Technology gurus have crafted a new Internet text message system to help politicians beat recent stringent measures adopted to curb the spread of hateful messages using mobile phones.

The racket makes a joke of a joint government initiative with local mobile operators to prevent a repeat of the 2007 post-poll violence.

The Standard has learnt that politicians or their supporters are already using the bulk messaging service to freely distribute unsolicited texts that border on hate political messages, just about 60 days to the next General Election.

One such message coming from a number +254 000 000, whose origin cannot be easily traced, states that one of the political candidates from the two alliances will ‘lose this coming election whichever way you look at it.’

The drafters of the message seen by The Standard used the recent data from the Independent Electoral and Boundaries Commission on voter registration to support their argument on whoever would win, as it tried to convince the recipient using tribal arithmetic.

It was not possible to establish how many people received the message.

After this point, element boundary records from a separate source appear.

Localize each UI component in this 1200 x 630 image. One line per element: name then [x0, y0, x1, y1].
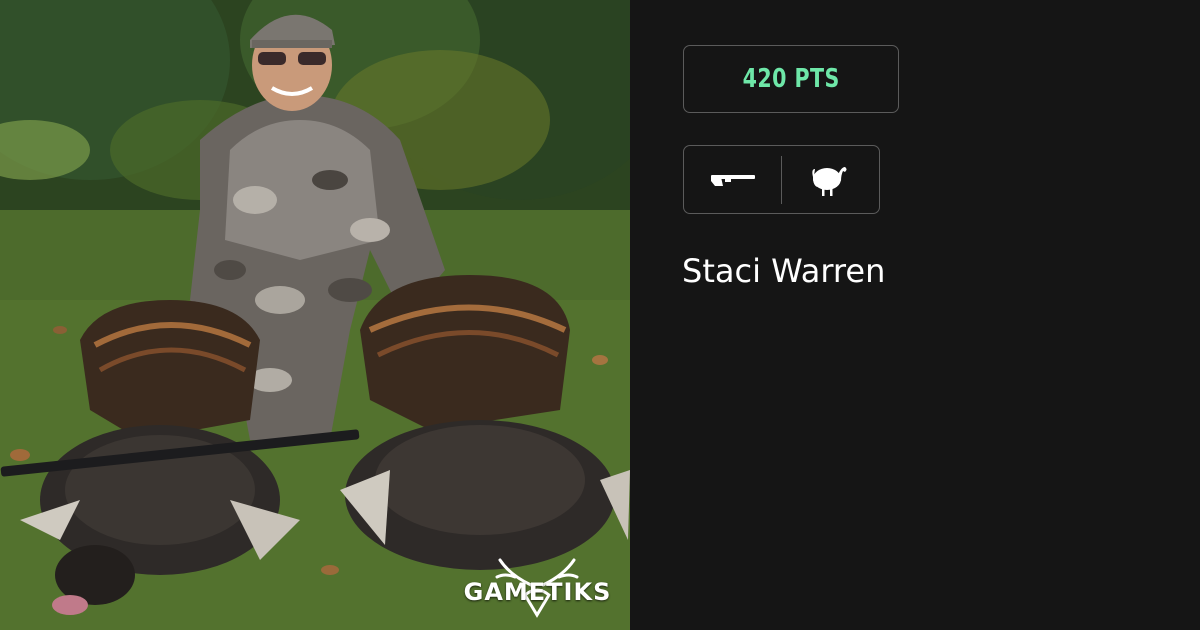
shotgun-icon — [710, 174, 755, 186]
weapon-cell — [684, 146, 781, 213]
points-badge: 420 PTS — [683, 45, 899, 113]
hunter-name: Staci Warren — [682, 252, 886, 290]
turkey-icon — [812, 166, 847, 196]
share-card: GAMETIKS 420 PTS Staci Warren — [0, 0, 1200, 630]
points-value: 420 PTS — [742, 64, 840, 94]
gametiks-logo: GAMETIKS — [455, 555, 620, 620]
info-panel: 420 PTS Staci Warren — [630, 0, 1200, 630]
harvest-icons — [683, 145, 880, 214]
harvest-photo: GAMETIKS — [0, 0, 630, 630]
species-cell — [782, 146, 879, 213]
photo-illustration — [0, 0, 630, 630]
logo-wordmark: GAMETIKS — [463, 578, 612, 606]
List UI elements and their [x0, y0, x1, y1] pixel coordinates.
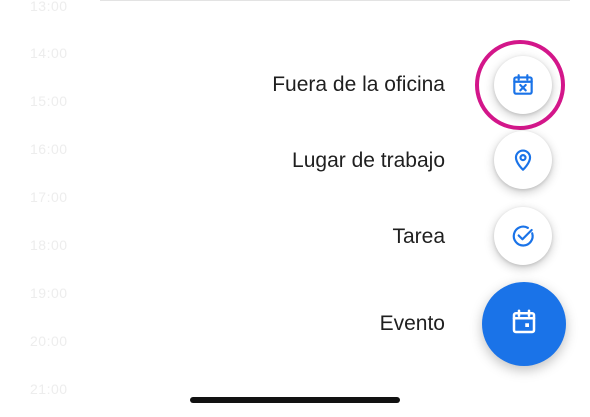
location-pin-icon	[510, 147, 536, 173]
working-location-button[interactable]	[494, 131, 552, 189]
task-label[interactable]: Tarea	[392, 225, 445, 249]
out-of-office-button[interactable]	[494, 56, 552, 114]
time-label: 19:00	[30, 285, 68, 301]
event-label[interactable]: Evento	[380, 312, 445, 336]
time-label: 15:00	[30, 93, 68, 109]
time-label: 20:00	[30, 333, 68, 349]
event-button[interactable]	[482, 282, 566, 366]
check-circle-icon	[510, 223, 536, 249]
time-labels-column: 13:00 14:00 15:00 16:00 17:00 18:00 19:0…	[30, 0, 90, 417]
home-indicator[interactable]	[190, 397, 400, 403]
out-of-office-label[interactable]: Fuera de la oficina	[272, 73, 445, 97]
task-button[interactable]	[494, 207, 552, 265]
time-label: 17:00	[30, 189, 68, 205]
working-location-label[interactable]: Lugar de trabajo	[292, 149, 445, 173]
time-label: 16:00	[30, 141, 68, 157]
calendar-divider	[100, 0, 570, 1]
time-label: 13:00	[30, 0, 68, 14]
calendar-event-icon	[509, 307, 539, 342]
calendar-x-icon	[510, 72, 536, 98]
time-label: 14:00	[30, 45, 68, 61]
time-label: 21:00	[30, 381, 68, 397]
time-label: 18:00	[30, 237, 68, 253]
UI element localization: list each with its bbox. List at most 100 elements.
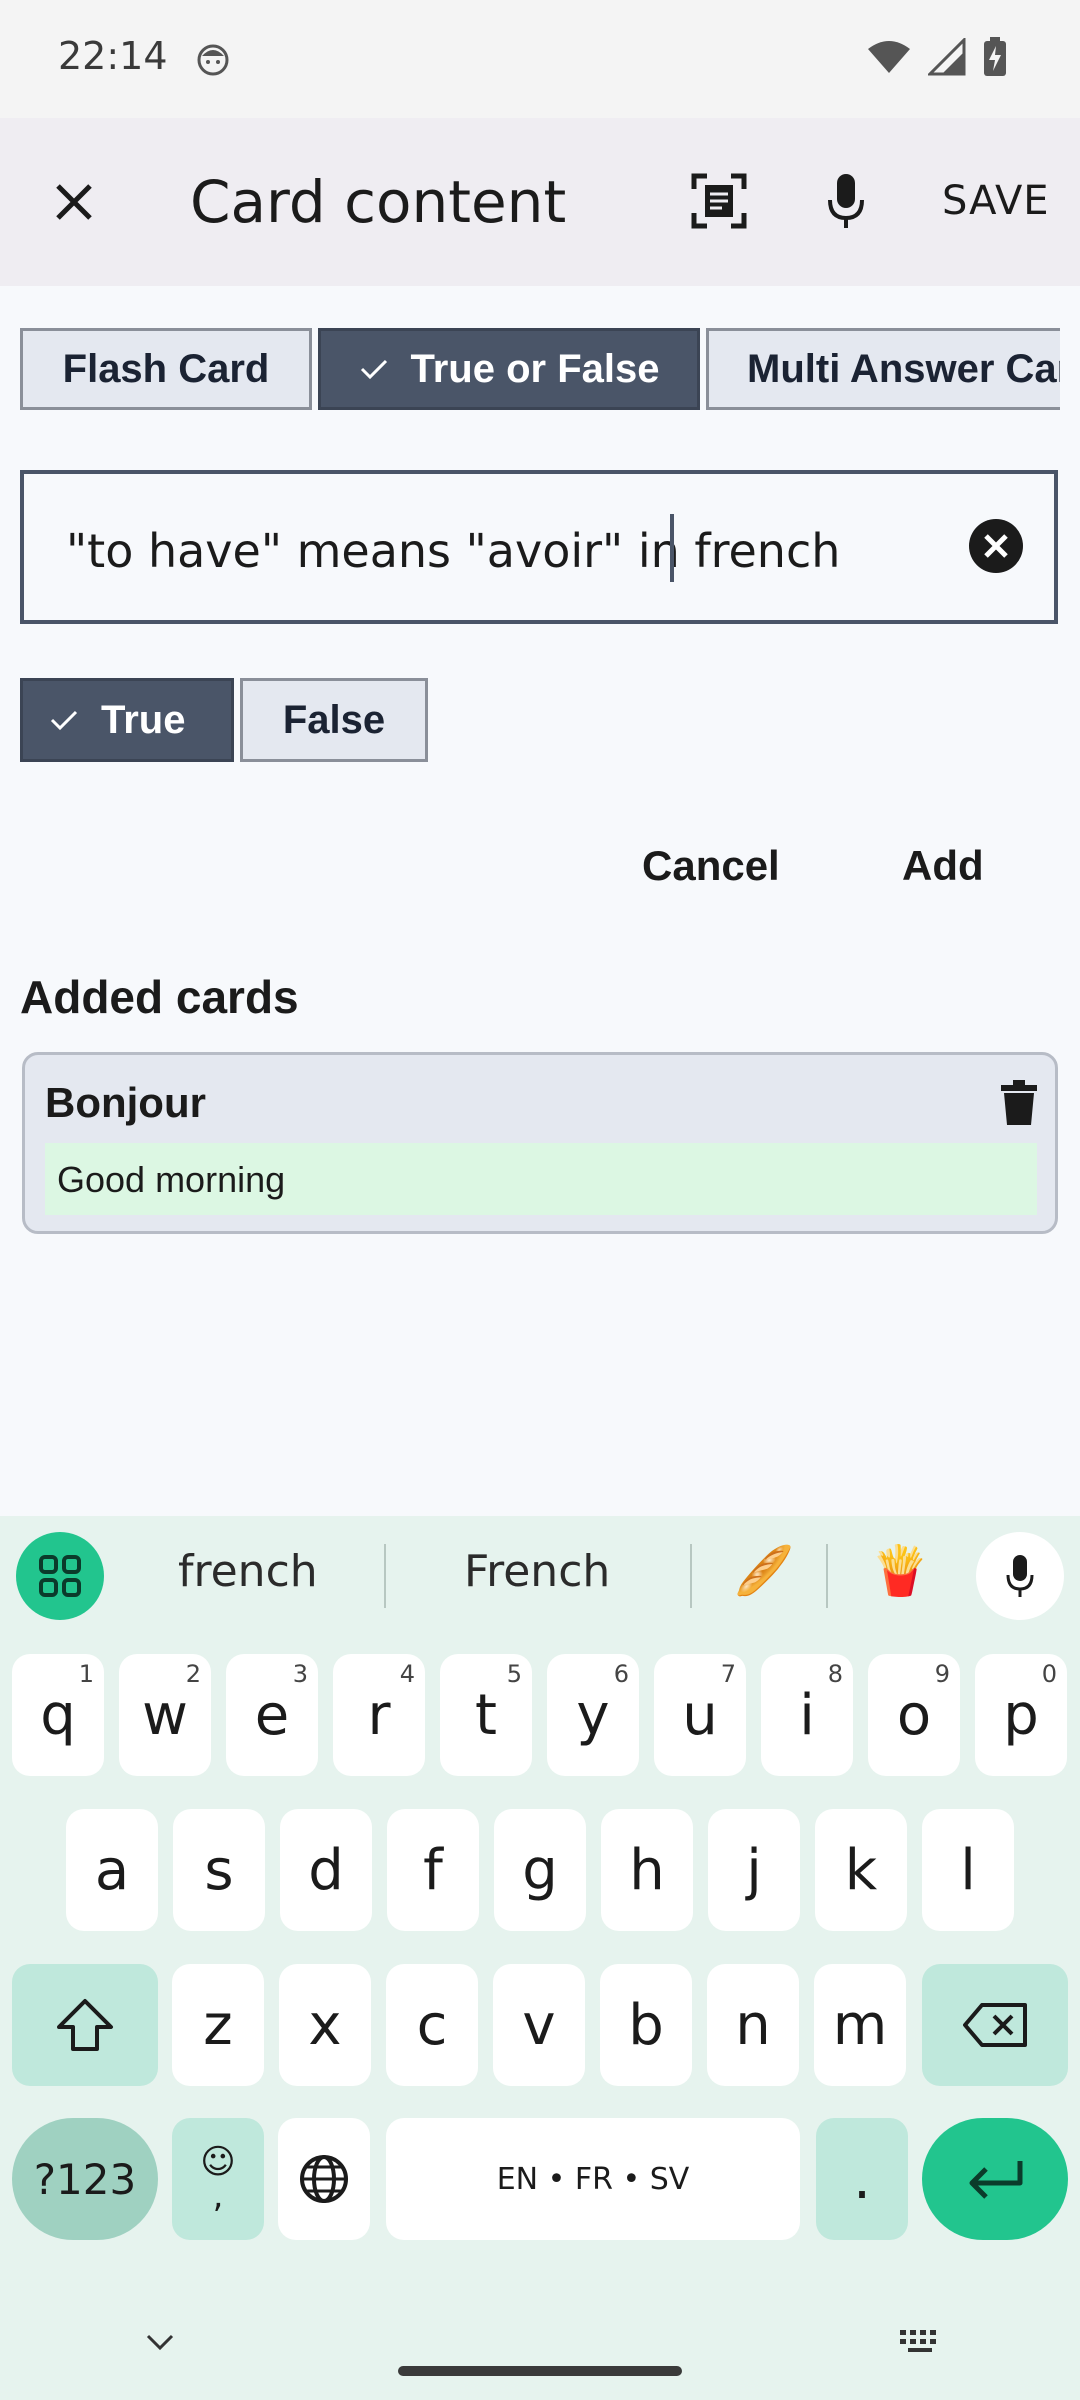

Multiple sources across the mobile industry said their responsibility is limited only as far as the message is emanating from their network or is being redistributed on their networks by licensed bulk SMS providers.

Blocking messages

“It is possible to use messaging services such as Google where one can block their number or use a shared number to send the messages that are at times free of charge,” another source familiar with the workings of the bulk message services said.

A highly placed source within the mobile industry also said networks do not have the capacity to block messages sent through computers from users using bulk messaging services over the Internet, especially if sent from outside the country.

“We cannot stop inciters sending messages on our network using the Internet messaging services. But we can monitor who is resending them if they are registered and where they are doing it from,” the source who works in a technical department in one of the four mobile companies told The Standard.